Pilots Strike Against Limassol Port Privatization
Forty pilots and tugboat captains at the Port of Limassol, Cyprus, have announced that beginning March 21, they will go on an indefinite strike in protest of the port's ongoing privatization. They claim that the final offer for the marine services portion of the concession was too low, and described the bid offer as "humiliating."
The winning bid for marine services entails a $565,000 starting fee, plus an additional $170,000 per year and a percentage of revenues.
The pilots and tug captains said that they generate $10 million annualy for the port, and that "destroying the port pilot service does not serve the public interest. On the contrary it only serves the private interests of those involved.” They pointed out that the winning bids for the other components of the privatization, the container terminal and the multipurpose terminal, were many times higher.
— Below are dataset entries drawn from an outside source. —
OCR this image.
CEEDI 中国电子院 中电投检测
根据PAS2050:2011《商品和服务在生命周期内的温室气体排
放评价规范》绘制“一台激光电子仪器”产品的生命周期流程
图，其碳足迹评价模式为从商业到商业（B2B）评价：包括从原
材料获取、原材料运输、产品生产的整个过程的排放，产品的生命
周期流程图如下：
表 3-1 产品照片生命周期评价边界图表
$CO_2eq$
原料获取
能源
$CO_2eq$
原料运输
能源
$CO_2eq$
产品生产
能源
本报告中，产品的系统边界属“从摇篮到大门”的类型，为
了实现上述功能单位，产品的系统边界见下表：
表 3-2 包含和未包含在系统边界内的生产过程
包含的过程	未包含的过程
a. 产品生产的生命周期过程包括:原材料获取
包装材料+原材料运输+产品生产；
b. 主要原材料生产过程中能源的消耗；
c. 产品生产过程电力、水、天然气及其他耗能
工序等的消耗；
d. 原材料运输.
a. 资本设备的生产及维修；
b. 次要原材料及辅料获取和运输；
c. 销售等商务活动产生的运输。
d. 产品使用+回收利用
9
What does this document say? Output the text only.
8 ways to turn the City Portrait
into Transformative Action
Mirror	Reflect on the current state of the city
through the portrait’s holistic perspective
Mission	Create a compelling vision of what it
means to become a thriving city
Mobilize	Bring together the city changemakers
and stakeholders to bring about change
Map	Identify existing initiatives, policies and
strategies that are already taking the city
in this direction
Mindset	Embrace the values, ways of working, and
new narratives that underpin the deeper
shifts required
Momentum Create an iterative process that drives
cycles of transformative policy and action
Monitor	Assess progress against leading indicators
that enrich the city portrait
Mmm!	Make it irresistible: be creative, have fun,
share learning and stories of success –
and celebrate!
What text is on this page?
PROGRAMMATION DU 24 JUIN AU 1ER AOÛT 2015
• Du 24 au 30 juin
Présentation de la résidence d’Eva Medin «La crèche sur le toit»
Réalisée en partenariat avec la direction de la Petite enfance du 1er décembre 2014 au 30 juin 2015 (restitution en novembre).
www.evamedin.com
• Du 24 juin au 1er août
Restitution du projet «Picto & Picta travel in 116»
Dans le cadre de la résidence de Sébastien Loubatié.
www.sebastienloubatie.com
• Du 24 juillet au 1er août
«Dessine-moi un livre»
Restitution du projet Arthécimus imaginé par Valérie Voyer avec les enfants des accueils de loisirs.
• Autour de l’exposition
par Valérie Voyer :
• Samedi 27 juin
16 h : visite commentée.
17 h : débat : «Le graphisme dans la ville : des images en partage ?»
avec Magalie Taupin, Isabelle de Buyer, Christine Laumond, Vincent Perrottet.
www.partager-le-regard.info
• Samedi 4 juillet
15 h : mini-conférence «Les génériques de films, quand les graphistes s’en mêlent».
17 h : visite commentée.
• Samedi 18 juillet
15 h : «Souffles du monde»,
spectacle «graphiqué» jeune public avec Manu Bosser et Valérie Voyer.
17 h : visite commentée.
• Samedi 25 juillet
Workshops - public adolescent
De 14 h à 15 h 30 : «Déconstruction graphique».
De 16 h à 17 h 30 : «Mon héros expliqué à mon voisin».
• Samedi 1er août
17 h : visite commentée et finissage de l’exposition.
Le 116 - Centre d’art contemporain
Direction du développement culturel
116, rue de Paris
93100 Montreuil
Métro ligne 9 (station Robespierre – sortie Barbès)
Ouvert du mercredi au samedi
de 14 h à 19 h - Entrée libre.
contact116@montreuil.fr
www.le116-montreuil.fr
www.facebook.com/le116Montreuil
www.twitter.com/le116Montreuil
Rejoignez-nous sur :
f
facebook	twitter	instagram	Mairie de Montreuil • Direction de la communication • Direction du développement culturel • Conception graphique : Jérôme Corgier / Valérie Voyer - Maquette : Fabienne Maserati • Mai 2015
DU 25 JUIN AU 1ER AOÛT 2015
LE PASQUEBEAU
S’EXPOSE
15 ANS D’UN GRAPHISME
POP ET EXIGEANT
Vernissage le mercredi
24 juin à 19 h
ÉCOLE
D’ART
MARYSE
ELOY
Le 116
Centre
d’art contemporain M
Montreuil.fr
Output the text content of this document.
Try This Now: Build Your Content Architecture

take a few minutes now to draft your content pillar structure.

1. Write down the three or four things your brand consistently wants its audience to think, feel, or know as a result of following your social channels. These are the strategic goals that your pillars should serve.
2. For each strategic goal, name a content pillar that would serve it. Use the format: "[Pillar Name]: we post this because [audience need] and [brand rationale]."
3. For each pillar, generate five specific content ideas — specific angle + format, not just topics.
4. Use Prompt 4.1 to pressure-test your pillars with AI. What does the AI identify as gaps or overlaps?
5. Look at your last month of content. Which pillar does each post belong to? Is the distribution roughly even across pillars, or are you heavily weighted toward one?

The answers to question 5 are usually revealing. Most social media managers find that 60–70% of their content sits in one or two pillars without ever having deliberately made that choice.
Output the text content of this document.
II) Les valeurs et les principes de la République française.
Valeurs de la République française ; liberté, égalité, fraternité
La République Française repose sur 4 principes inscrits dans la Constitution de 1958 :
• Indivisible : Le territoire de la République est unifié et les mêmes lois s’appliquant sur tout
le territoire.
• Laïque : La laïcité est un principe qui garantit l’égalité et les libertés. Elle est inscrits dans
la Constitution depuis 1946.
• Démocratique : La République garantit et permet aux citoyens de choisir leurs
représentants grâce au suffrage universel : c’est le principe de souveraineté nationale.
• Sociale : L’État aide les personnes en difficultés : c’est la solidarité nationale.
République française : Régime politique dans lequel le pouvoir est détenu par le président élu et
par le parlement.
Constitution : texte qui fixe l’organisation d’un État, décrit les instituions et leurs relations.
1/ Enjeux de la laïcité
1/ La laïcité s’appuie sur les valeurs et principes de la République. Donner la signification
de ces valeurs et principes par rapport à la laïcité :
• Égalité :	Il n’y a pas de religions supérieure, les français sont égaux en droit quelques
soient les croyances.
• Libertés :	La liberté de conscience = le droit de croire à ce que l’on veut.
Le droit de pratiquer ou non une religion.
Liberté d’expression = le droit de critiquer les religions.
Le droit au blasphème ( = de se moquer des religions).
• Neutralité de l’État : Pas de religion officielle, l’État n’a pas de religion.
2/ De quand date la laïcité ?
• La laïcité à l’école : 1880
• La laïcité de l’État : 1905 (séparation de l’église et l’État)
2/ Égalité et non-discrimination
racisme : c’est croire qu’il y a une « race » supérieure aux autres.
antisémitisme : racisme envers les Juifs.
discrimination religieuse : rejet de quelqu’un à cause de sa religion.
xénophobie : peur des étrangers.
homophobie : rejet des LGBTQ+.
The strike will occur just ahead of a legislative vote that would finalize the privatization.
The two-year bidding process was finalized last month; fourteen bids were received in the tender, including six for the container terminal, three for marine services and five for the multipurpose terminal. A consortium comprised of lead partner EuroGate International, Interorient Navigation and East Med Holdings is to take over the container terminal's operations soon. Marine services will be provided by DP World, P&O Maritime and G.A.P. Vassilopoulos.
Strikes against privatization have occurred sporadically for the past several years, most recently including a 48-hour pilots' strike in January. The privatization of commercial operations at Limassol and Larnaca is a requirement of the 2013 bailout deal between Cyprus and its international creditors, similar to the ongoing of port privatizations in Greece.